The columns correspond to the observations. Note that ts_data_changepoints should be an empty vector, if you do not wish to segment the data.
This means that the Gaussian Process is applied to the whole time-series at ones.
The sub-function main_GCGP_core(y, x, kernel, initial_length) is called by main_GCGP() for each variable and segment in 'ts_data'.
It has the following arguments:
- y : input data vector of one variable
- x : input x (time point) data vector. In most cases this can be just (1,2,..,nr_samples) where nr_samples is the number of samples in the data 'y'.

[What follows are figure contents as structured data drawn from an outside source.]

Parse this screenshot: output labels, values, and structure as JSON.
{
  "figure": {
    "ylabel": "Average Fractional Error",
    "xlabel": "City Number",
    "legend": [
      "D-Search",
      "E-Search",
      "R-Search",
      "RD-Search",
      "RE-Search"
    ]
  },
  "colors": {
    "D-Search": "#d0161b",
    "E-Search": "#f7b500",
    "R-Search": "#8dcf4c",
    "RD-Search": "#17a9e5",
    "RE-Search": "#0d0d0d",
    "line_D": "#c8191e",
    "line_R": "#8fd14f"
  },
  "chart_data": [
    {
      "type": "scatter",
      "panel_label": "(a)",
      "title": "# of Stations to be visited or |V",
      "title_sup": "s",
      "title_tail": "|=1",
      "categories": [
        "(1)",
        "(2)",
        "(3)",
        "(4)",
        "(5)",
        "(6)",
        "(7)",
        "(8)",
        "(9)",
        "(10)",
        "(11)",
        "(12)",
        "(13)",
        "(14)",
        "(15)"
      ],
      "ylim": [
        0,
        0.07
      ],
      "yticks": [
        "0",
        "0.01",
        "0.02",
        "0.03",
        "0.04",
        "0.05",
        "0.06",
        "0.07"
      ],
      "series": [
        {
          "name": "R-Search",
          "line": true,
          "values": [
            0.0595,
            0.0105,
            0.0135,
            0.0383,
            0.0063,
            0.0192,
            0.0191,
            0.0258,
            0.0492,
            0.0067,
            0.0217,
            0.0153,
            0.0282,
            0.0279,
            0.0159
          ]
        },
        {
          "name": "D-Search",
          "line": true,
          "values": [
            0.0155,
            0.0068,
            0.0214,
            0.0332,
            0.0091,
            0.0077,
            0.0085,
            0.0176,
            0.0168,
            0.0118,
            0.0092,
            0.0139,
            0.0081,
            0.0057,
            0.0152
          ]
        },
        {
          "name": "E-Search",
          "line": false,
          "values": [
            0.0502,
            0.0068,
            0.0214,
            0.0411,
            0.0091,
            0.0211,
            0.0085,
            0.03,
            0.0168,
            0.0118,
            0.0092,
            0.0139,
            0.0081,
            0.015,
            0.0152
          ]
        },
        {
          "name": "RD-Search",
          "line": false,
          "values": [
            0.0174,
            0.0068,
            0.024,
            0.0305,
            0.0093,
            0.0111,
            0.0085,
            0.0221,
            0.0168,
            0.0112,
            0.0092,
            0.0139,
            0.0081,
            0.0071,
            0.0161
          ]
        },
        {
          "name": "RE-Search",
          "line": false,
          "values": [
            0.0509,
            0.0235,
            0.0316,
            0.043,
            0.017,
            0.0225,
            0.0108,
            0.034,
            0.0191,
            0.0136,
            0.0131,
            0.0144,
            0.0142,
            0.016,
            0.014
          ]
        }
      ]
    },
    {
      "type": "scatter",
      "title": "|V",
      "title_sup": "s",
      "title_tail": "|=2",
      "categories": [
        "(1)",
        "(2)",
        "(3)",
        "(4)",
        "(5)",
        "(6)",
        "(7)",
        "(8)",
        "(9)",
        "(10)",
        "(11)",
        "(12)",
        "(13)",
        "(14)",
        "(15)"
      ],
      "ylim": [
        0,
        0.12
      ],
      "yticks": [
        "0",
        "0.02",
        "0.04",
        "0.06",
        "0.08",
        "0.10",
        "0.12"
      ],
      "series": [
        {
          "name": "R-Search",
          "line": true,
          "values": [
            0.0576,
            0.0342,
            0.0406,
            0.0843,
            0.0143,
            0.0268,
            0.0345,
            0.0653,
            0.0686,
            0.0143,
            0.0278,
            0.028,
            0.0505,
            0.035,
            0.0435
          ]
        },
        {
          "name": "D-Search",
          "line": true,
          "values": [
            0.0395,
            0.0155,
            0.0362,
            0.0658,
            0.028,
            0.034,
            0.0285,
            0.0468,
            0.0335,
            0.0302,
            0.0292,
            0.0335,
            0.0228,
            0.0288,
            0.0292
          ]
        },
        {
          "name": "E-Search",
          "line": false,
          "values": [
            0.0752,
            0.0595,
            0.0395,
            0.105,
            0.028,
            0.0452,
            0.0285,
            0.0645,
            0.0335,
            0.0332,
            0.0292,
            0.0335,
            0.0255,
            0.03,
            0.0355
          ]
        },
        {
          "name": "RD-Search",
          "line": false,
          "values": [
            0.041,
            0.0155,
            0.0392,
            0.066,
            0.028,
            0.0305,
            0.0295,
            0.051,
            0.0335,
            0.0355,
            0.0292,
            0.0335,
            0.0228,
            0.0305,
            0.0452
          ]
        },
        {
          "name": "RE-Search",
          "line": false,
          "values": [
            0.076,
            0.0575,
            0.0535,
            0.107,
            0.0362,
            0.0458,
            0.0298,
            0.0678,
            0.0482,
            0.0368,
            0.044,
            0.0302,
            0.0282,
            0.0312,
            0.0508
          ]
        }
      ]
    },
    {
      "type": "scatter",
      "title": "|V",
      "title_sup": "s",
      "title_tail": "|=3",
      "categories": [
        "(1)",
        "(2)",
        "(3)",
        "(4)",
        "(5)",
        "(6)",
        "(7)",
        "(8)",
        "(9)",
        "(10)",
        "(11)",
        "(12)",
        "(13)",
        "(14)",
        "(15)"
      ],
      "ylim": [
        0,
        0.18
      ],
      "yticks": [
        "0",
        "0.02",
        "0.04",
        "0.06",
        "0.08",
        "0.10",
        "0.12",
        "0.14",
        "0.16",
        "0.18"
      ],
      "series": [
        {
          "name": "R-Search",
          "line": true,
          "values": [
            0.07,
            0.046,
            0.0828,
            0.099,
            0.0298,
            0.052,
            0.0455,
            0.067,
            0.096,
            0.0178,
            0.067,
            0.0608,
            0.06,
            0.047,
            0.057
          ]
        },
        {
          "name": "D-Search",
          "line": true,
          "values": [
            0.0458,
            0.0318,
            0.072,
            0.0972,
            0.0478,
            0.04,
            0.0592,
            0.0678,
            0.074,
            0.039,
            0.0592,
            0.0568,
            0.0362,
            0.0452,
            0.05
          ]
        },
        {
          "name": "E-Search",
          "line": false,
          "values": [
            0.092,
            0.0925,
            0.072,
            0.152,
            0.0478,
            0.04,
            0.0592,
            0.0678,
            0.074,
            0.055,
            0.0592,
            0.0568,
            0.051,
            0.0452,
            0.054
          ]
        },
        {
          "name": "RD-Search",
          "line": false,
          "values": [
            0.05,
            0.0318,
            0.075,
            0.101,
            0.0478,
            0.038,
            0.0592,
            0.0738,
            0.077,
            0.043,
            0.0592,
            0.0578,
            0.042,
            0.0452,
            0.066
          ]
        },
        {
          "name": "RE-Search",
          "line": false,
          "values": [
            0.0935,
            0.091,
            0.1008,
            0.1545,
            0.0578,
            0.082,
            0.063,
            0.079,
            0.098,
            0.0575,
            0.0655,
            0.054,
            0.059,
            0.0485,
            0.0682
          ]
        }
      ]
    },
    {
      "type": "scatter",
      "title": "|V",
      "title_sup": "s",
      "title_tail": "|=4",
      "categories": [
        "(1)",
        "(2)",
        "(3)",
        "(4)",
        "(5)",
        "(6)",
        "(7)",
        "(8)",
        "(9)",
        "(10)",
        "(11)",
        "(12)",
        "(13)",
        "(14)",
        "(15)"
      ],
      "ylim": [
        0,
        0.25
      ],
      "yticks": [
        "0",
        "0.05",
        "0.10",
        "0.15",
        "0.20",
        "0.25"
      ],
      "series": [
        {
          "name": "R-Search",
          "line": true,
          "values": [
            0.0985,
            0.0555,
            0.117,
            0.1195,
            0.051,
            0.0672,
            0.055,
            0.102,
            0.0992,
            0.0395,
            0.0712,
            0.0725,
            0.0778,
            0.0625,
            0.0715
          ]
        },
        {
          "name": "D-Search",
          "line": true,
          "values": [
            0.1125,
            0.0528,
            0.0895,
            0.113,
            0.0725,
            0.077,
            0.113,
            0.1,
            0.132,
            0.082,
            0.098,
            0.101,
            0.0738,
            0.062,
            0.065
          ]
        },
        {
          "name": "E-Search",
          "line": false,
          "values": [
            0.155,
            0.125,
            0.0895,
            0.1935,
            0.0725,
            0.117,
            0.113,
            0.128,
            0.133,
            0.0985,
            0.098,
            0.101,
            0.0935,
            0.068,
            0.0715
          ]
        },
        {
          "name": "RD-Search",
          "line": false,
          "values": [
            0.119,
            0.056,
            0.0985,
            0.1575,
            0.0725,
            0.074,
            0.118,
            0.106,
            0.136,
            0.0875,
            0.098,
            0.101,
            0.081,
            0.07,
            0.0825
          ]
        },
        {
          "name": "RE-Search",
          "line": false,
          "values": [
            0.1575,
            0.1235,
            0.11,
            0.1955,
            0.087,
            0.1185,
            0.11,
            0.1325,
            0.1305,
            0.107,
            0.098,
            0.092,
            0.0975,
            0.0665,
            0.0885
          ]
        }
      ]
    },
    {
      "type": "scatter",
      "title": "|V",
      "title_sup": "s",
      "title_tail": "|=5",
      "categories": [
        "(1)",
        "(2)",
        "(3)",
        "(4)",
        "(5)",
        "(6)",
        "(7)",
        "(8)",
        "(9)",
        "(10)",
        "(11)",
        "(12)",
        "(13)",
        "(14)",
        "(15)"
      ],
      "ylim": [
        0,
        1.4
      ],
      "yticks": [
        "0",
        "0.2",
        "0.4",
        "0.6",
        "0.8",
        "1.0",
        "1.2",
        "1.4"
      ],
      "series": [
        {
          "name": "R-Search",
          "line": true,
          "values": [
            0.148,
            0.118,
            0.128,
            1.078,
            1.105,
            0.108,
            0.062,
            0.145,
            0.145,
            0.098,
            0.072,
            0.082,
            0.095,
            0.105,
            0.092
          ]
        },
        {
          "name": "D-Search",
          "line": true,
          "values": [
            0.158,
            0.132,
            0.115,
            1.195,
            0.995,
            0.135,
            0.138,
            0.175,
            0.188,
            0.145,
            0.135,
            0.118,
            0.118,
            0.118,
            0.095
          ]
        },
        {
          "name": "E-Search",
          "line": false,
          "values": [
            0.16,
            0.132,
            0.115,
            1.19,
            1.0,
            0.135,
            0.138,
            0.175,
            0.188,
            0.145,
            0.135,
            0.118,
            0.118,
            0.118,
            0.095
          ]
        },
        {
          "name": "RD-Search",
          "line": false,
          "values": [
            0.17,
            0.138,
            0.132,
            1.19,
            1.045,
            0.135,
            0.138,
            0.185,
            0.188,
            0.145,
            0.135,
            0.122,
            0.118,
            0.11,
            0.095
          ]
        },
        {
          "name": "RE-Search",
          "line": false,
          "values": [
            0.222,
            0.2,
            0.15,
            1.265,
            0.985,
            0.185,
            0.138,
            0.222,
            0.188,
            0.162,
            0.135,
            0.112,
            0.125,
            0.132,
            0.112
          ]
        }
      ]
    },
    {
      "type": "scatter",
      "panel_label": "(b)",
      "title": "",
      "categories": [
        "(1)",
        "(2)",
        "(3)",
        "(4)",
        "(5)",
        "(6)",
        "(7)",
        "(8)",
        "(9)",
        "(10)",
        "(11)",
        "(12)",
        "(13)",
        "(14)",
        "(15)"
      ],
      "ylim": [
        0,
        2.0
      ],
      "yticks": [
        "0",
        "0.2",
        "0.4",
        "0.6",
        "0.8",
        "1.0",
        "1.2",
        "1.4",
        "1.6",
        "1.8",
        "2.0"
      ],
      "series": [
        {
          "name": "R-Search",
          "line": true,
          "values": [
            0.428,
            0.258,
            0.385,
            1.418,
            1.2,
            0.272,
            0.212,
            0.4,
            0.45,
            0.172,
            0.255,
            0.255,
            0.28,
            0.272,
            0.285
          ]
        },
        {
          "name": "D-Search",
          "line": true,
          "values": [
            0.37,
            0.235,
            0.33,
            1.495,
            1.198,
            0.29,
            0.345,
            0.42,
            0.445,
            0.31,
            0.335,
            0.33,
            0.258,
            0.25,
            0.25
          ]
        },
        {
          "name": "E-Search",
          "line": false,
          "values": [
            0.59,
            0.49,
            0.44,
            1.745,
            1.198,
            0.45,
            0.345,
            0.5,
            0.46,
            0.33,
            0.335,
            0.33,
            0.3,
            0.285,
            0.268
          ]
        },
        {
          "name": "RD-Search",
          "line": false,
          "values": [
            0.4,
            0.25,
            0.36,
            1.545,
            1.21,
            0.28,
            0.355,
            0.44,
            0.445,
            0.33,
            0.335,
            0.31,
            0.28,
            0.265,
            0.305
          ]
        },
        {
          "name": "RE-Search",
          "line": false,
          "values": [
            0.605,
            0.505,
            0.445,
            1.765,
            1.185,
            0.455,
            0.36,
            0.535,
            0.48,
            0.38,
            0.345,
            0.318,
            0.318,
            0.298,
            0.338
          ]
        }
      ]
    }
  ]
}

- kernel : 'RBF' or 'PER' for the RBF or periodic kernel. If set to 'coarse' it will use the difference quotient to approximate a gradient.
- inital_length : inital value for the length hyper-parameter. If empty, it is set to 1.
Returns:
A gradient vector with the size of the input vector y.
The script main_GCGP.m also contains the derivatives of the RBF and periodic kernel function with the names
rbf_kernel_deriv(x_star, x, length, sigma2)
per_kernel_deriv(x_star, x, length, sigma2, period)
Both return the covariance matrix of the function derivative.
Note that the fminscg() optimization routine in GPstuff was slightly modified to avoid infinite loops caused by invalid optimization values.
GPstuff will now throw an error after 500 invalid iterations, which is caught by GPCG.
GPCG will then adapt the initial hyper-parameter value of the Gaussian process to avoid GPstuff becoming stuck again.
B.2. License
---------------------------------------------
This software is distributed under the GNU General Public License (version 3 or later); please refer to the file License.txt,
included with the software, for details.